Young Seattle social advocate turns passion for community service into a 365-day a year habit.
Twenty-one-year-old Mohamed Abdi didn’t discover volunteerism through WE, but what he did find was perpetual inspiration to give back.
From a refugee camp in Nairobi, Kenya (by way of Somalia) to the city of Tukwila on the border of Seattle, Washington, where he grew up from age one, Mohamed’s journey over the last two decades has seen him come up against obstacles and soar to great heights. “I came from a very challenging experience.… I saw the cultural and language barriers [my family] had to face. It was a rough childhood growing up with those barriers,” he says, noting learning difficulties early on in school among other challenges.
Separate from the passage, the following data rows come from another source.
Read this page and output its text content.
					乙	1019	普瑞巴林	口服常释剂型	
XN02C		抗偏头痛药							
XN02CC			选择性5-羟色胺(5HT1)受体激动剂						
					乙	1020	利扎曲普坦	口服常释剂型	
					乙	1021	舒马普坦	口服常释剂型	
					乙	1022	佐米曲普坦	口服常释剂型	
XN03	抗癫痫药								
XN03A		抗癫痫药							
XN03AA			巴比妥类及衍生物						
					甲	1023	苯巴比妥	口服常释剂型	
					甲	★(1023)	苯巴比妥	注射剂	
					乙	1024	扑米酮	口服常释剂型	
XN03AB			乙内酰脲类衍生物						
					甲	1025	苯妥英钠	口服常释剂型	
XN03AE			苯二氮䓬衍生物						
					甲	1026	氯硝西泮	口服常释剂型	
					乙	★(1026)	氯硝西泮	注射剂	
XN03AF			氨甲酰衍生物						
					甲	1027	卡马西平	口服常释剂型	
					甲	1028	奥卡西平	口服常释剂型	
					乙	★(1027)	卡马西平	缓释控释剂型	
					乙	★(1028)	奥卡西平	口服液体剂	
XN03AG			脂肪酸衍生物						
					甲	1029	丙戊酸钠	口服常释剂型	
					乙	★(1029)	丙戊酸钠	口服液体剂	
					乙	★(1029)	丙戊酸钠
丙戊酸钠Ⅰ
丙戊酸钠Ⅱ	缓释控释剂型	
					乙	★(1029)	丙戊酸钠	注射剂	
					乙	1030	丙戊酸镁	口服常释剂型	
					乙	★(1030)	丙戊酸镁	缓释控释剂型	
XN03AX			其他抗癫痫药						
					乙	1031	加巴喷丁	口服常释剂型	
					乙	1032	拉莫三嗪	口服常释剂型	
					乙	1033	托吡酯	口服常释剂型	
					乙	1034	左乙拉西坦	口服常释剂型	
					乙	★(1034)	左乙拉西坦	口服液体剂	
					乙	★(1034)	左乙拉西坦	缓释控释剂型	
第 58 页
His odyssey from struggling student to community leader has imbued his life with rare perspective—insight he credits as the motivation behind his passion for advocacy work. “I have a very different voice when it comes to social justice.”
The oldest of eight children, mentorship became a way of life early on. Outside of playing big brother at home, Mohamed uses his voice to affect positive change through multiple school clubs and community associations. Since high school, his extracurricular activities have focused on youth leadership. Take his participation in Teens for Tukwila, the youth program that landed him on WE’s radar.
The brainchild of the Tukwila Parks and Recreation Department, the program—recognized by the Tukwila City Council as an “official” voice of the city’s youth—supports leadership building, with the teens themselves setting the day’s agenda. “Our group’s mission statement is about strengthening our community and developing leadership skills,” explains the veteran member. Having been a part of the program since he was a freshman at Foster High School, Mohamed—now a student at Seattle Central College—remains involved. It was Teens for Tukwila, after all, that got him and peers to Washington, where they met with their senator, Patty Murray, to exchange views on youth issues. For Mohamed, who continues to work with local government officials on social matters through various volunteer organizations, the D.C. experience remains a highlight. “It took us to a whole other level of advocacy,” he gushes. “[It] helped us enhance our leadership skills and helped us strengthen our community.”
With all the positive impacts achieved through Teens for Tukwila, it was inevitable that WE should catch wind of contributions by standout members like Mohamed. In 2015, Mohamed was invited to speak at WE Day Seattle. Looking back, he remembers this as a pivotal moment in his advocacy career; it was the day he met Craig and Marc Kielburger, and the start of Mohamed establishing his public platform. As he shares, for him, the founders of WE “are inspirations along with Malcom X and Dr. King.” Listening to them address stadiums full of young change-makers, reading their books and following their journey has taught the social advocate a guiding lesson: “everyone’s story is powerful.”
When laid bare, Mohamed’s own story is a tapestry of perseverance and accomplishments—even the hurdles add colour to the overall picture. They also act as a teaching point for this community role model. “I just try not to let that dictate where I want to get to. I don’t let those obstacles get in the way of what I’m trying to achieve,” he affirms. “All you can ever do is be positive. Lead by example—help the young ones.”
He goes on to open up about “dealing with institutional racism,” again, keeping an optimistic attitude. Active in a variety of his college’s multicultural network of clubs, including the Somali Association, he proudly declares, “I celebrate [my] intersectionality—being black, being Muslim, being Somali, being American—it’s like, how can I spread my positivity, my input, my voice and my experience?”
This open approach is one Mohamed learned from role models Craig and Marc. Seeing firsthand the effect WE Day has on youth—how guest speakers’ stories give strength to strangers in the audience facing the same challenges they once did—he discovered the power of sharing personal narratives. “I’m not afraid to share my story, now,” he affirms. His story is his strength.
Taking his cue from WE—the movement that “changed [his] vision” and taught him “advocacy work in the community never stops; it goes 365 days a year”—Mohamed is a steadfast, high-octane change-maker with plans that stretch far into the future. “I’m hoping school and giving back to the community can help me to work a lot closer to living my dream and finding whatever my calling is,” he shares. And, along the way, his local community can count on him to “create more opportunities and resources for others to live out their dreams,” too.
As for the present, that’s all about recruitment to the cause—the “cause” being social advocacy and community engagement. “The change I would like to see is for everyone to become leaders,” he declares. “I think we need more global leaders in our world … what I mean by that is that I think everybody has leadership qualities in them. We all have our strengths and weaknesses, it’s just that we have to celebrate what those are.” How? “Share your story.”